Sylvia Acevedo, CEO of GSUSA, told NBC in an interview that ”Protecting their identity online and knowing how to protect themselves when they're browsing and how to protect their computers and their family networks from being hacked are things that are of real interest to the girls”.
Being aware of the need to protect ourselves is not enough if we don’t have access to technological tools that allow us to do so. Luckily, because of the constant research and development efforts of many companies, technology is increasingly secure and efficient when it comes to protecting our data and identity.
Specifically, there are three areas related to the verification of digital identity that are very effective in the fight against cybercrime.
Put simply, blockchain technology acts as a public digital register of operations, and is especially intriguing when it comes to the registration and control of financial transactions. Initially designed for bitcoins, today many companies and businesses are implementing it in order to improve the security and reliability of their operations.
Biometric technologies are increasingly used in identity verification systems, as identifying a user with their own body is the most secure way to prove that they are who they say they are. Furthermore, it makes the process quicker and more comfortable for the user.
Unique Digital Identity
In the past, MWC18 proposed an interesting idea: the creation of a unique digital identity for each user that can be accessed by financial entities, telecom companies and other business that need to prove their client’s identity to carry out an operation.
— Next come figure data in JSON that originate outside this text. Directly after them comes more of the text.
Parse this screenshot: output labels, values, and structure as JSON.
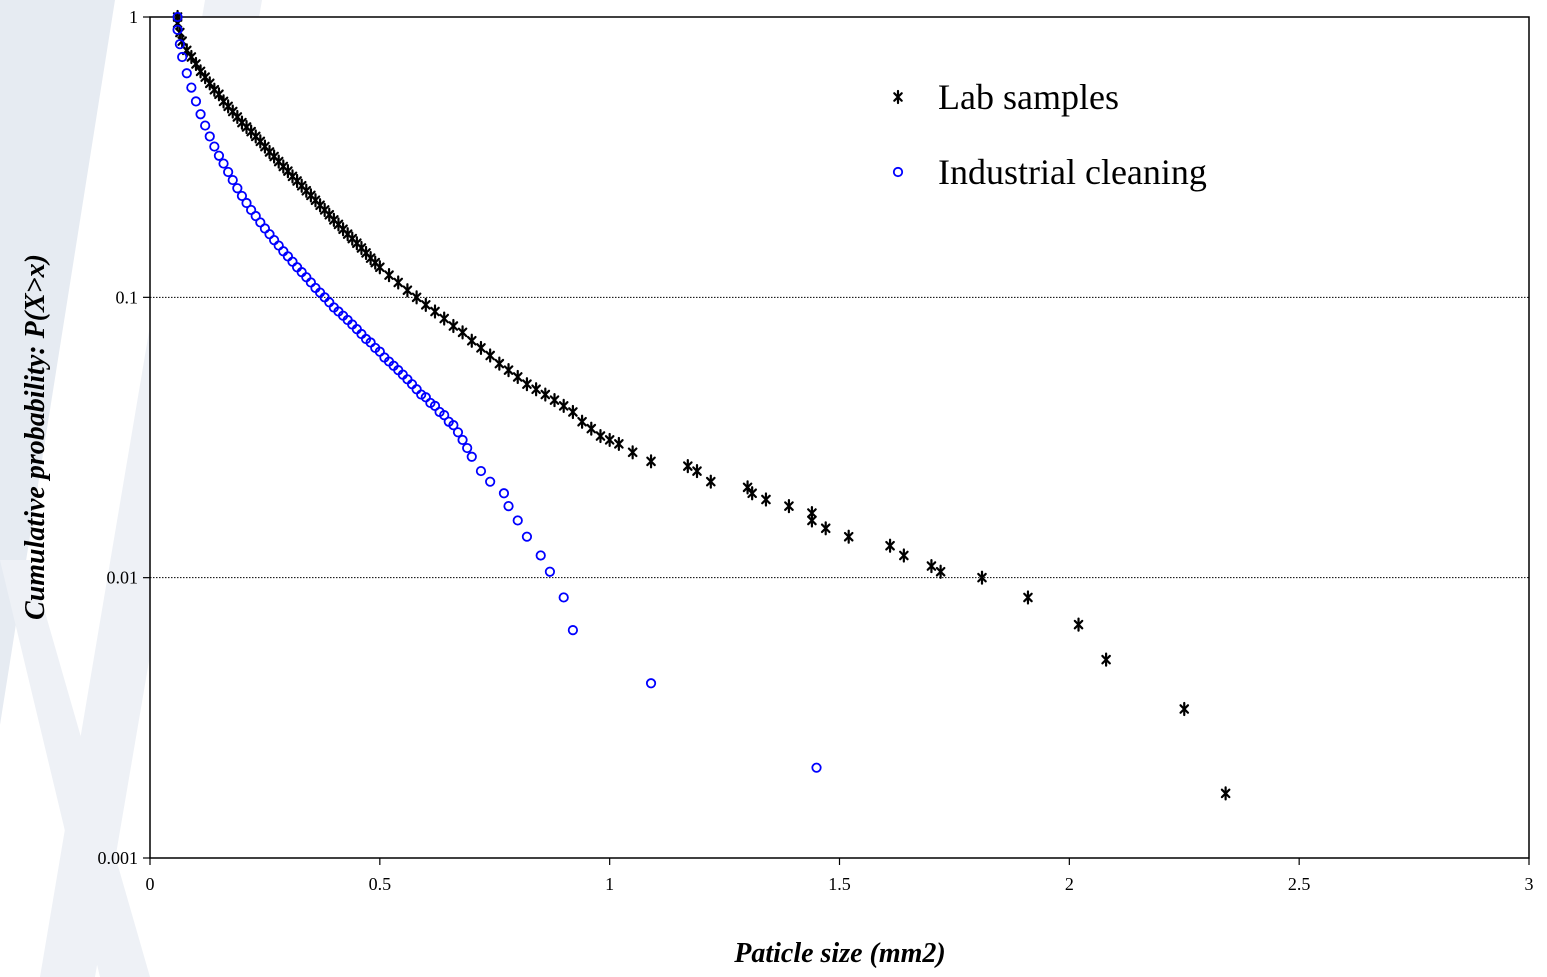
{
  "chart_data": {
    "type": "scatter",
    "title": "",
    "xlabel": "Paticle size (mm2)",
    "ylabel": "Cumulative probability: P(X>x)",
    "xlim": [
      0,
      3
    ],
    "ylim": [
      0.001,
      1
    ],
    "yscale": "log",
    "x_ticks": [
      "0",
      "0.5",
      "1",
      "1.5",
      "2",
      "2.5",
      "3"
    ],
    "y_ticks": [
      "0.001",
      "0.01",
      "0.1",
      "1"
    ],
    "grid": "horizontal major gridlines",
    "legend_position": "top-right",
    "series": [
      {
        "name": "Lab samples",
        "marker": "asterisk",
        "color": "#000000",
        "points": [
          [
            0.06,
            1.0
          ],
          [
            0.06,
            0.95
          ],
          [
            0.065,
            0.88
          ],
          [
            0.07,
            0.82
          ],
          [
            0.08,
            0.76
          ],
          [
            0.09,
            0.72
          ],
          [
            0.1,
            0.68
          ],
          [
            0.11,
            0.64
          ],
          [
            0.12,
            0.61
          ],
          [
            0.13,
            0.58
          ],
          [
            0.14,
            0.55
          ],
          [
            0.15,
            0.53
          ],
          [
            0.16,
            0.5
          ],
          [
            0.17,
            0.48
          ],
          [
            0.18,
            0.46
          ],
          [
            0.19,
            0.44
          ],
          [
            0.2,
            0.42
          ],
          [
            0.21,
            0.405
          ],
          [
            0.22,
            0.39
          ],
          [
            0.23,
            0.375
          ],
          [
            0.24,
            0.36
          ],
          [
            0.25,
            0.345
          ],
          [
            0.26,
            0.33
          ],
          [
            0.27,
            0.318
          ],
          [
            0.28,
            0.305
          ],
          [
            0.29,
            0.293
          ],
          [
            0.3,
            0.282
          ],
          [
            0.31,
            0.27
          ],
          [
            0.32,
            0.26
          ],
          [
            0.33,
            0.25
          ],
          [
            0.34,
            0.24
          ],
          [
            0.35,
            0.231
          ],
          [
            0.36,
            0.222
          ],
          [
            0.37,
            0.213
          ],
          [
            0.38,
            0.205
          ],
          [
            0.39,
            0.197
          ],
          [
            0.4,
            0.189
          ],
          [
            0.41,
            0.182
          ],
          [
            0.42,
            0.175
          ],
          [
            0.43,
            0.168
          ],
          [
            0.44,
            0.162
          ],
          [
            0.45,
            0.156
          ],
          [
            0.46,
            0.15
          ],
          [
            0.47,
            0.144
          ],
          [
            0.48,
            0.138
          ],
          [
            0.49,
            0.133
          ],
          [
            0.5,
            0.128
          ],
          [
            0.52,
            0.12
          ],
          [
            0.54,
            0.113
          ],
          [
            0.56,
            0.106
          ],
          [
            0.58,
            0.1
          ],
          [
            0.6,
            0.094
          ],
          [
            0.62,
            0.089
          ],
          [
            0.64,
            0.084
          ],
          [
            0.66,
            0.079
          ],
          [
            0.68,
            0.075
          ],
          [
            0.7,
            0.07
          ],
          [
            0.72,
            0.066
          ],
          [
            0.74,
            0.062
          ],
          [
            0.76,
            0.058
          ],
          [
            0.78,
            0.055
          ],
          [
            0.8,
            0.052
          ],
          [
            0.82,
            0.049
          ],
          [
            0.84,
            0.047
          ],
          [
            0.86,
            0.045
          ],
          [
            0.88,
            0.043
          ],
          [
            0.9,
            0.041
          ],
          [
            0.92,
            0.039
          ],
          [
            0.94,
            0.036
          ],
          [
            0.96,
            0.034
          ],
          [
            0.98,
            0.032
          ],
          [
            1.0,
            0.031
          ],
          [
            1.02,
            0.03
          ],
          [
            1.05,
            0.028
          ],
          [
            1.09,
            0.026
          ],
          [
            1.17,
            0.025
          ],
          [
            1.19,
            0.024
          ],
          [
            1.22,
            0.022
          ],
          [
            1.3,
            0.021
          ],
          [
            1.31,
            0.02
          ],
          [
            1.34,
            0.019
          ],
          [
            1.39,
            0.018
          ],
          [
            1.44,
            0.017
          ],
          [
            1.44,
            0.016
          ],
          [
            1.47,
            0.015
          ],
          [
            1.52,
            0.014
          ],
          [
            1.61,
            0.013
          ],
          [
            1.64,
            0.012
          ],
          [
            1.7,
            0.011
          ],
          [
            1.72,
            0.0105
          ],
          [
            1.81,
            0.01
          ],
          [
            1.91,
            0.0085
          ],
          [
            2.02,
            0.0068
          ],
          [
            2.08,
            0.0051
          ],
          [
            2.25,
            0.0034
          ],
          [
            2.34,
            0.0017
          ]
        ]
      },
      {
        "name": "Industrial cleaning",
        "marker": "circle",
        "color": "#0000ff",
        "points": [
          [
            0.06,
            1.0
          ],
          [
            0.06,
            0.9
          ],
          [
            0.065,
            0.8
          ],
          [
            0.07,
            0.72
          ],
          [
            0.08,
            0.63
          ],
          [
            0.09,
            0.56
          ],
          [
            0.1,
            0.5
          ],
          [
            0.11,
            0.45
          ],
          [
            0.12,
            0.41
          ],
          [
            0.13,
            0.375
          ],
          [
            0.14,
            0.345
          ],
          [
            0.15,
            0.32
          ],
          [
            0.16,
            0.3
          ],
          [
            0.17,
            0.28
          ],
          [
            0.18,
            0.262
          ],
          [
            0.19,
            0.245
          ],
          [
            0.2,
            0.23
          ],
          [
            0.21,
            0.217
          ],
          [
            0.22,
            0.205
          ],
          [
            0.23,
            0.195
          ],
          [
            0.24,
            0.185
          ],
          [
            0.25,
            0.176
          ],
          [
            0.26,
            0.168
          ],
          [
            0.27,
            0.16
          ],
          [
            0.28,
            0.153
          ],
          [
            0.29,
            0.146
          ],
          [
            0.3,
            0.14
          ],
          [
            0.31,
            0.134
          ],
          [
            0.32,
            0.128
          ],
          [
            0.33,
            0.123
          ],
          [
            0.34,
            0.118
          ],
          [
            0.35,
            0.113
          ],
          [
            0.36,
            0.108
          ],
          [
            0.37,
            0.104
          ],
          [
            0.38,
            0.1
          ],
          [
            0.39,
            0.096
          ],
          [
            0.4,
            0.092
          ],
          [
            0.41,
            0.089
          ],
          [
            0.42,
            0.086
          ],
          [
            0.43,
            0.083
          ],
          [
            0.44,
            0.08
          ],
          [
            0.45,
            0.077
          ],
          [
            0.46,
            0.074
          ],
          [
            0.47,
            0.071
          ],
          [
            0.48,
            0.069
          ],
          [
            0.49,
            0.066
          ],
          [
            0.5,
            0.064
          ],
          [
            0.51,
            0.061
          ],
          [
            0.52,
            0.059
          ],
          [
            0.53,
            0.057
          ],
          [
            0.54,
            0.055
          ],
          [
            0.55,
            0.053
          ],
          [
            0.56,
            0.051
          ],
          [
            0.57,
            0.049
          ],
          [
            0.58,
            0.047
          ],
          [
            0.59,
            0.045
          ],
          [
            0.6,
            0.044
          ],
          [
            0.61,
            0.042
          ],
          [
            0.62,
            0.041
          ],
          [
            0.63,
            0.039
          ],
          [
            0.64,
            0.038
          ],
          [
            0.65,
            0.036
          ],
          [
            0.66,
            0.035
          ],
          [
            0.67,
            0.033
          ],
          [
            0.68,
            0.031
          ],
          [
            0.69,
            0.029
          ],
          [
            0.7,
            0.027
          ],
          [
            0.72,
            0.024
          ],
          [
            0.74,
            0.022
          ],
          [
            0.77,
            0.02
          ],
          [
            0.78,
            0.018
          ],
          [
            0.8,
            0.016
          ],
          [
            0.82,
            0.014
          ],
          [
            0.85,
            0.012
          ],
          [
            0.87,
            0.0105
          ],
          [
            0.9,
            0.0085
          ],
          [
            0.92,
            0.0065
          ],
          [
            1.09,
            0.0042
          ],
          [
            1.45,
            0.0021
          ]
        ]
      }
    ]
  }
}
This initiative would be, or should be, under the control of the government to guarantee the security and transparency of data and data usage. In fact, a collaboration model of this style is being considered in the United States between the USAA (United Services Automobile Association) and the Federal Government.
In conclusion, the fight against cybercrime is not a computer problem. Companies can provide technology and tools to protect their users, but people also have a role to play in understanding and appropriately using the technology available to them.